Summary Background Nonsteroidal anti‐inflammatory drugs (NSAIDs) act as cofactors worsening the allergic reactions induced by food allergens. Aim The aim of this study was to evaluate the effect of both lysine acetylsalicylate (L‐ASA) (non‐selective cyclooxygenase (COX) inhibitor) and valdecoxib (selective COX‐2 inhibitor) in basophils activated by peach lipid transfer protein (Pru p 3) in patients with food‐dependent NSAID‐induced anaphylaxis (FDNIA). Methods Twenty Pru p 3‐allergic patients with FDNIA group, eleven peach anaphylaxis not exacerbated by NSAIDs (no‐NSAID group) and 5 healthy volunteers were recruited. Basophil activation (BA) was measured as expression of CD63 (Flow2CAST™; Bühlmann®), after stimulation with Pru p 3, both alone and in combination with L‐ASA (1.13, 3.38 and 6.78 mm) or valdecoxib (0.87, 7.8 and 31.25 μm). Results Basophils from no‐NSAID group were significantly more reactive and sensitive to Pru p 3 than those from the FDNIA group. In both groups, an increase in BA was observed when basophils were exposed to Pru p 3 and L‐ASA. In the FDNIA group, valdecoxib partially terminates the BA induced by Pru p 3, whereas in the no‐NSAID group, a dual effect was observed depending on the concentration tested.

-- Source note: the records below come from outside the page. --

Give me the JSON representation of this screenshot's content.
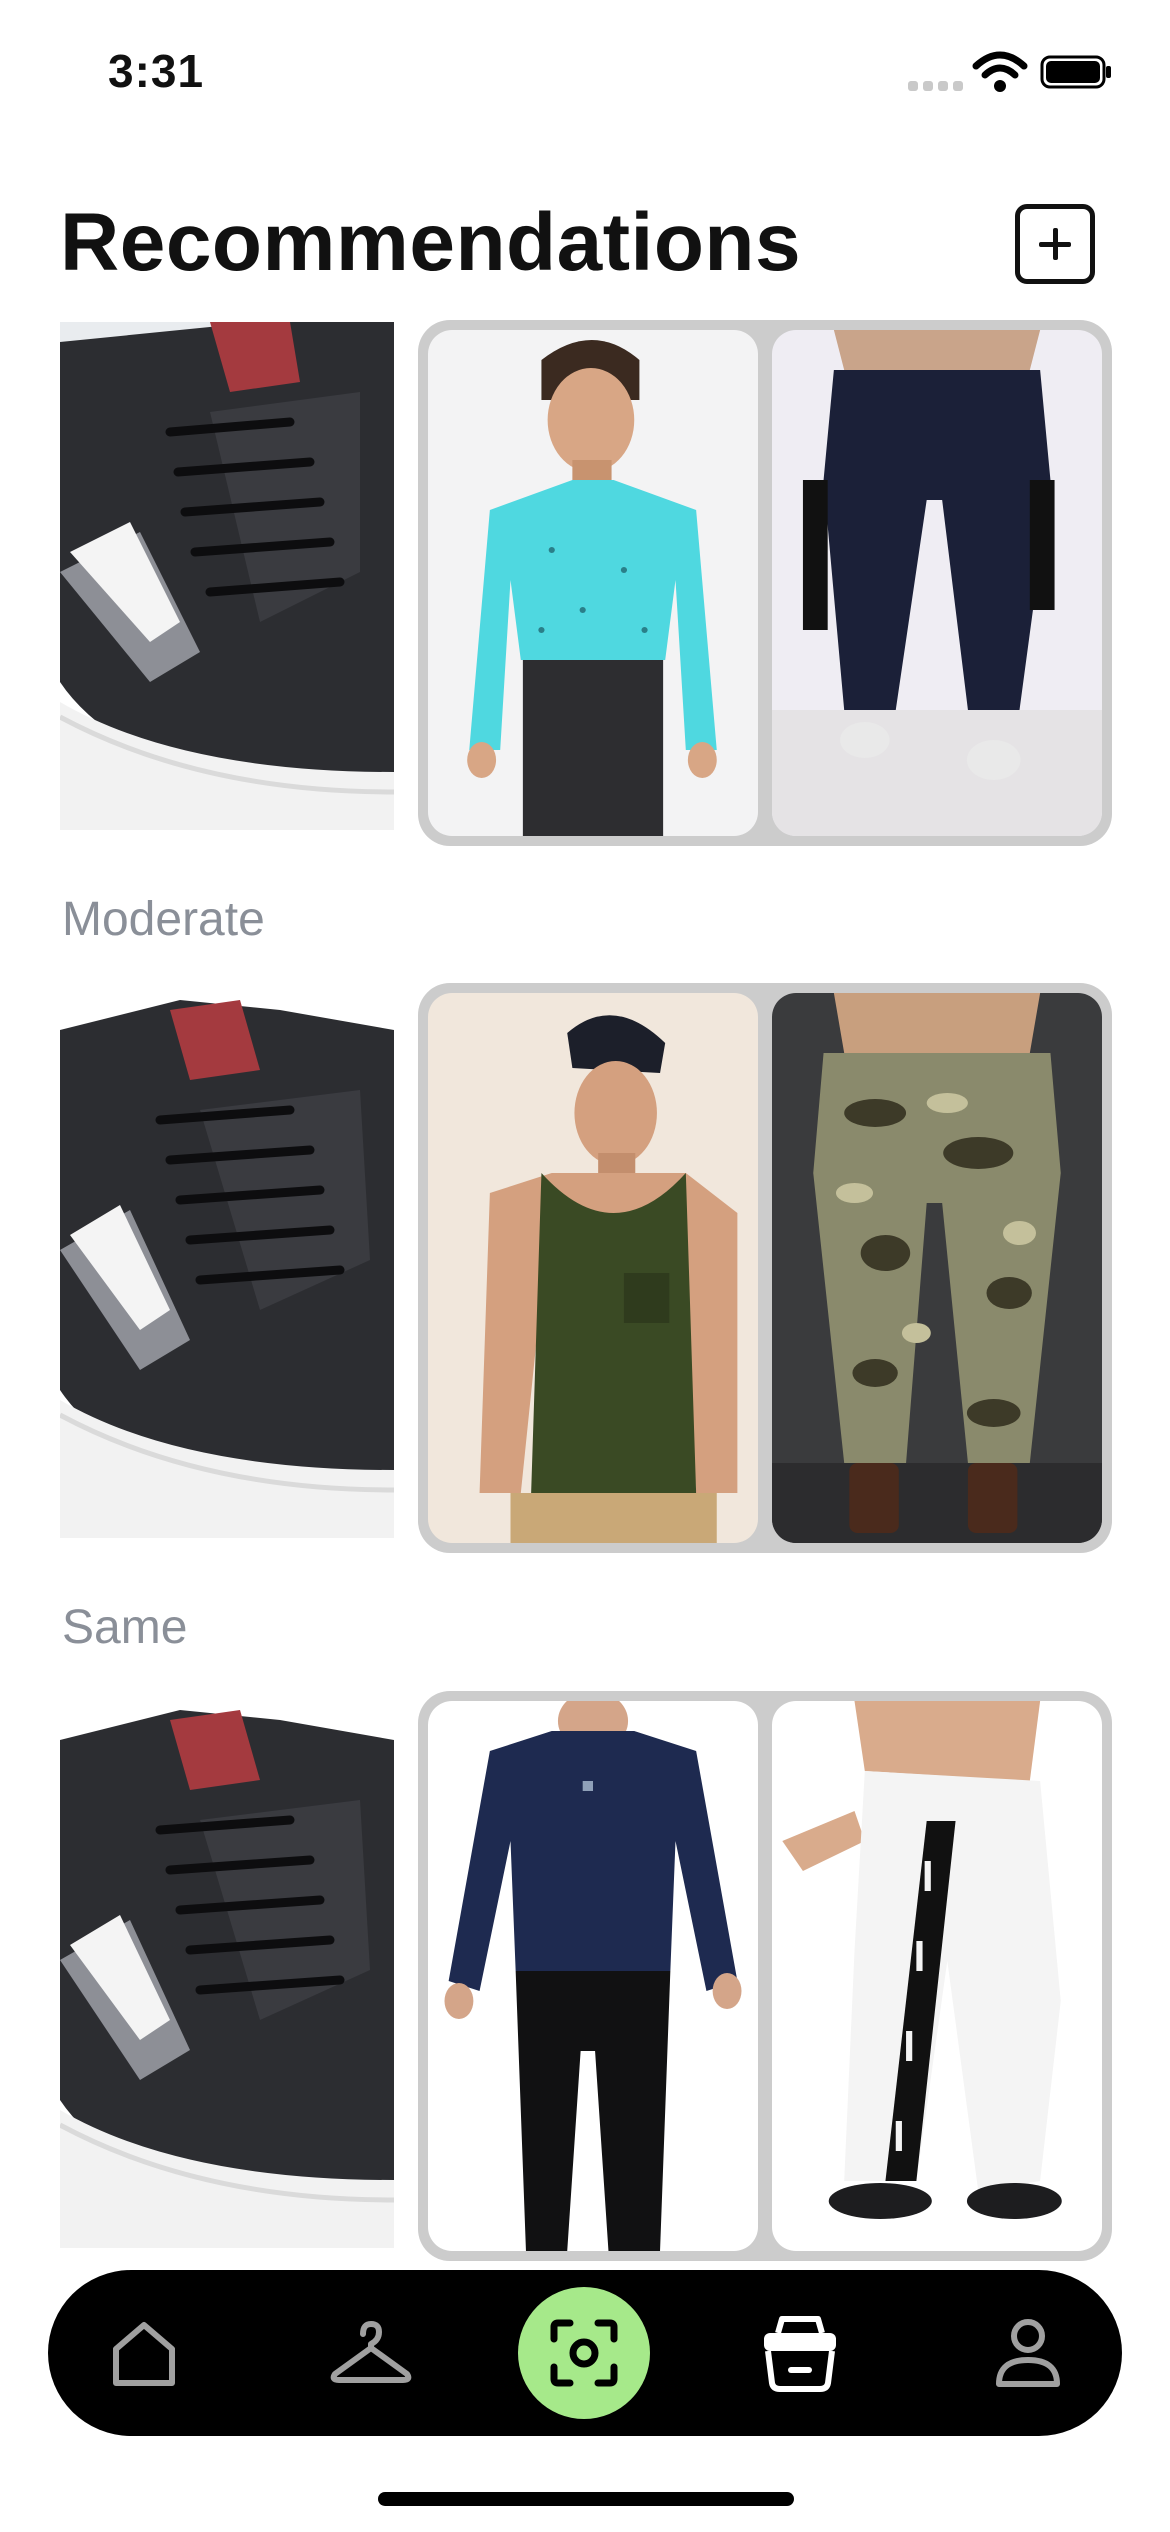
{
  "status_bar": {
    "time": "3:31"
  },
  "header": {
    "title": "Recommendations"
  },
  "sections": [
    {
      "label": "",
      "top_item": "turquoise-print-shirt",
      "bottom_item": "navy-cargo-joggers"
    },
    {
      "label": "Moderate",
      "top_item": "olive-tank-top",
      "bottom_item": "camo-cargo-pants"
    },
    {
      "label": "Same",
      "top_item": "navy-compression-top",
      "bottom_item": "white-track-pants"
    }
  ],
  "colors": {
    "accent": "#a6e98a",
    "frame": "#cccccc",
    "label_gray": "#8a8f98",
    "tab_bar": "#000000"
  },
  "tab_bar": {
    "items": [
      {
        "name": "home",
        "icon": "home-icon"
      },
      {
        "name": "wardrobe",
        "icon": "hanger-icon"
      },
      {
        "name": "scan",
        "icon": "scan-icon",
        "active": true
      },
      {
        "name": "laundry",
        "icon": "basket-icon"
      },
      {
        "name": "profile",
        "icon": "person-icon"
      }
    ]
  }
}
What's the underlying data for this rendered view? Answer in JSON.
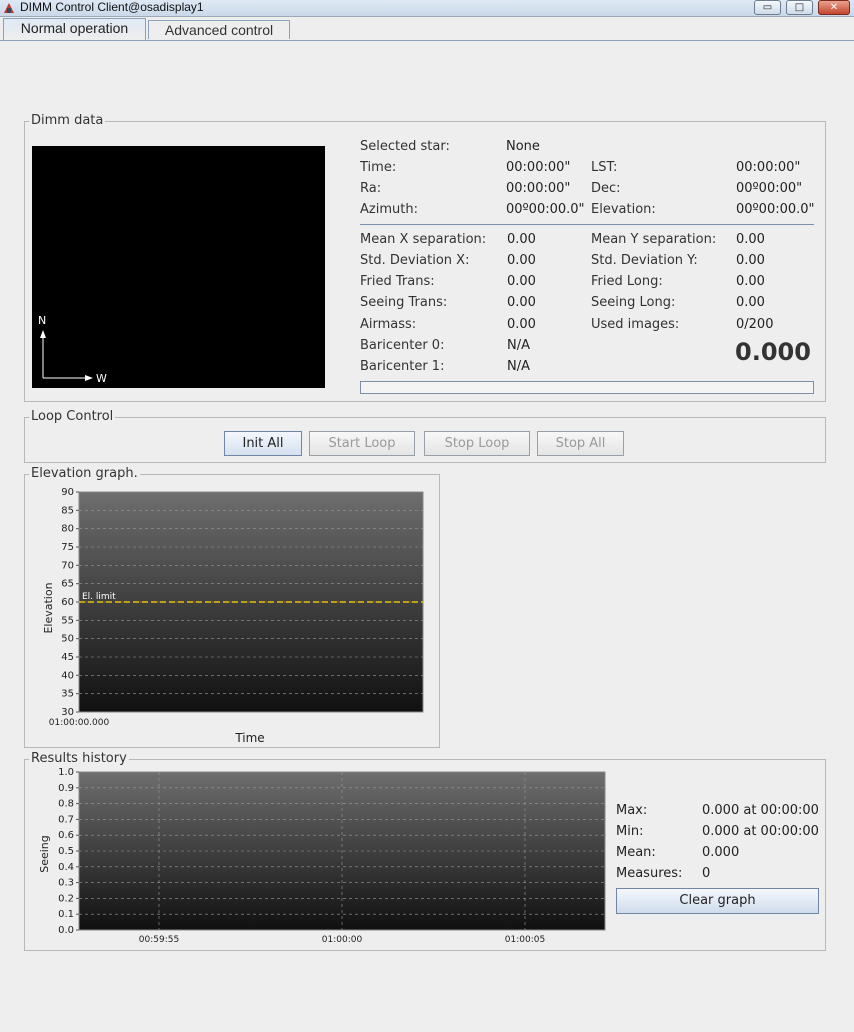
{
  "window": {
    "title": "DIMM Control Client@osadisplay1",
    "minimize_label": "▭",
    "maximize_label": "□",
    "close_label": "✕"
  },
  "tabs": [
    {
      "label": "Normal operation",
      "active": true
    },
    {
      "label": "Advanced control",
      "active": false
    }
  ],
  "dimm_data": {
    "title": "Dimm data",
    "camera": {
      "north_label": "N",
      "west_label": "W"
    },
    "fields": {
      "selected_star": {
        "label": "Selected star:",
        "value": "None"
      },
      "time": {
        "label": "Time:",
        "value": "00:00:00\""
      },
      "lst": {
        "label": "LST:",
        "value": "00:00:00\""
      },
      "ra": {
        "label": "Ra:",
        "value": "00:00:00\""
      },
      "dec": {
        "label": "Dec:",
        "value": "00º00:00\""
      },
      "azimuth": {
        "label": "Azimuth:",
        "value": "00º00:00.0\""
      },
      "elevation": {
        "label": "Elevation:",
        "value": "00º00:00.0\""
      },
      "mean_x_sep": {
        "label": "Mean X separation:",
        "value": "0.00"
      },
      "mean_y_sep": {
        "label": "Mean Y separation:",
        "value": "0.00"
      },
      "std_dev_x": {
        "label": "Std. Deviation X:",
        "value": "0.00"
      },
      "std_dev_y": {
        "label": "Std. Deviation Y:",
        "value": "0.00"
      },
      "fried_trans": {
        "label": "Fried Trans:",
        "value": "0.00"
      },
      "fried_long": {
        "label": "Fried Long:",
        "value": "0.00"
      },
      "seeing_trans": {
        "label": "Seeing Trans:",
        "value": "0.00"
      },
      "seeing_long": {
        "label": "Seeing Long:",
        "value": "0.00"
      },
      "airmass": {
        "label": "Airmass:",
        "value": "0.00"
      },
      "used_images": {
        "label": "Used images:",
        "value": "0/200"
      },
      "baricenter0": {
        "label": "Baricenter 0:",
        "value": "N/A"
      },
      "baricenter1": {
        "label": "Baricenter 1:",
        "value": "N/A"
      }
    },
    "seeing_big": "0.000",
    "progress": 0
  },
  "loop_control": {
    "title": "Loop Control",
    "buttons": [
      {
        "label": "Init All",
        "enabled": true
      },
      {
        "label": "Start Loop",
        "enabled": false
      },
      {
        "label": "Stop Loop",
        "enabled": false
      },
      {
        "label": "Stop All",
        "enabled": false
      }
    ]
  },
  "elevation_graph": {
    "title": "Elevation graph.",
    "limit_label": "El. limit",
    "colors": {
      "plot_top": "#6e6e6e",
      "plot_bottom": "#101010",
      "limit_line": "#e8c000",
      "grid": "#9a9a9a"
    }
  },
  "results_history": {
    "title": "Results history",
    "stats": {
      "max": {
        "label": "Max:",
        "value": "0.000 at 00:00:00"
      },
      "min": {
        "label": "Min:",
        "value": "0.000 at 00:00:00"
      },
      "mean": {
        "label": "Mean:",
        "value": "0.000"
      },
      "measures": {
        "label": "Measures:",
        "value": "0"
      }
    },
    "clear_button": "Clear graph"
  },
  "chart_data": [
    {
      "type": "line",
      "xlabel": "Time",
      "ylabel": "Elevation",
      "ylim": [
        30,
        90
      ],
      "yticks": [
        30,
        35,
        40,
        45,
        50,
        55,
        60,
        65,
        70,
        75,
        80,
        85,
        90
      ],
      "xticks": [
        "01:00:00.000"
      ],
      "grid": true,
      "series": [],
      "annotations": [
        {
          "text": "El. limit",
          "y": 60
        }
      ]
    },
    {
      "type": "line",
      "xlabel": "",
      "ylabel": "Seeing",
      "ylim": [
        0.0,
        1.0
      ],
      "yticks": [
        "0.0",
        "0.1",
        "0.2",
        "0.3",
        "0.4",
        "0.5",
        "0.6",
        "0.7",
        "0.8",
        "0.9",
        "1.0"
      ],
      "xticks": [
        "00:59:55",
        "01:00:00",
        "01:00:05"
      ],
      "grid": true,
      "series": []
    }
  ]
}
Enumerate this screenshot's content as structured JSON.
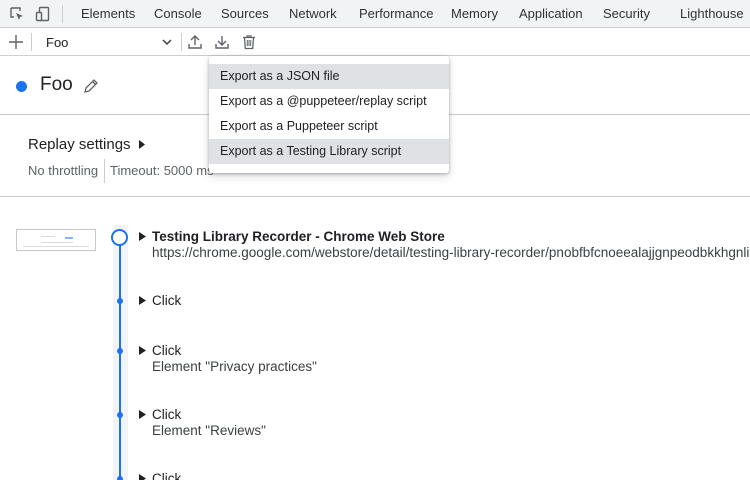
{
  "devtools": {
    "tabs": [
      "Elements",
      "Console",
      "Sources",
      "Network",
      "Performance",
      "Memory",
      "Application",
      "Security",
      "Lighthouse"
    ]
  },
  "toolbar": {
    "recording_selected": "Foo"
  },
  "recording": {
    "title": "Foo",
    "accent_color": "#1a73e8"
  },
  "replay_settings": {
    "title": "Replay settings",
    "throttling": "No throttling",
    "timeout": "Timeout: 5000 ms"
  },
  "export_menu": {
    "items": [
      "Export as a JSON file",
      "Export as a @puppeteer/replay script",
      "Export as a Puppeteer script",
      "Export as a Testing Library script"
    ],
    "highlighted": [
      "Export as a JSON file",
      "Export as a Testing Library script"
    ]
  },
  "steps": [
    {
      "title": "Testing Library Recorder - Chrome Web Store",
      "subtitle": "https://chrome.google.com/webstore/detail/testing-library-recorder/pnobfbfcnoeealajjgnpeodbkkhgnlie"
    },
    {
      "title": "Click",
      "subtitle": ""
    },
    {
      "title": "Click",
      "subtitle": "Element \"Privacy practices\""
    },
    {
      "title": "Click",
      "subtitle": "Element \"Reviews\""
    },
    {
      "title": "Click",
      "subtitle": ""
    }
  ]
}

Conclusions This study indicates that subjects with food‐induced anaphylaxis differ from FDNIA subjects in the higher reactivity and sensitivity of their basophils to allergen challenge. We have shown a direct effect of NSAIDs on basophils using a human model of FDNIA. Our results also suggest that selective COX2 inhibitors might be a safe alternative. BA test may be a useful tool in the study of the pathogenic mechanism of the cofactor phenomenon.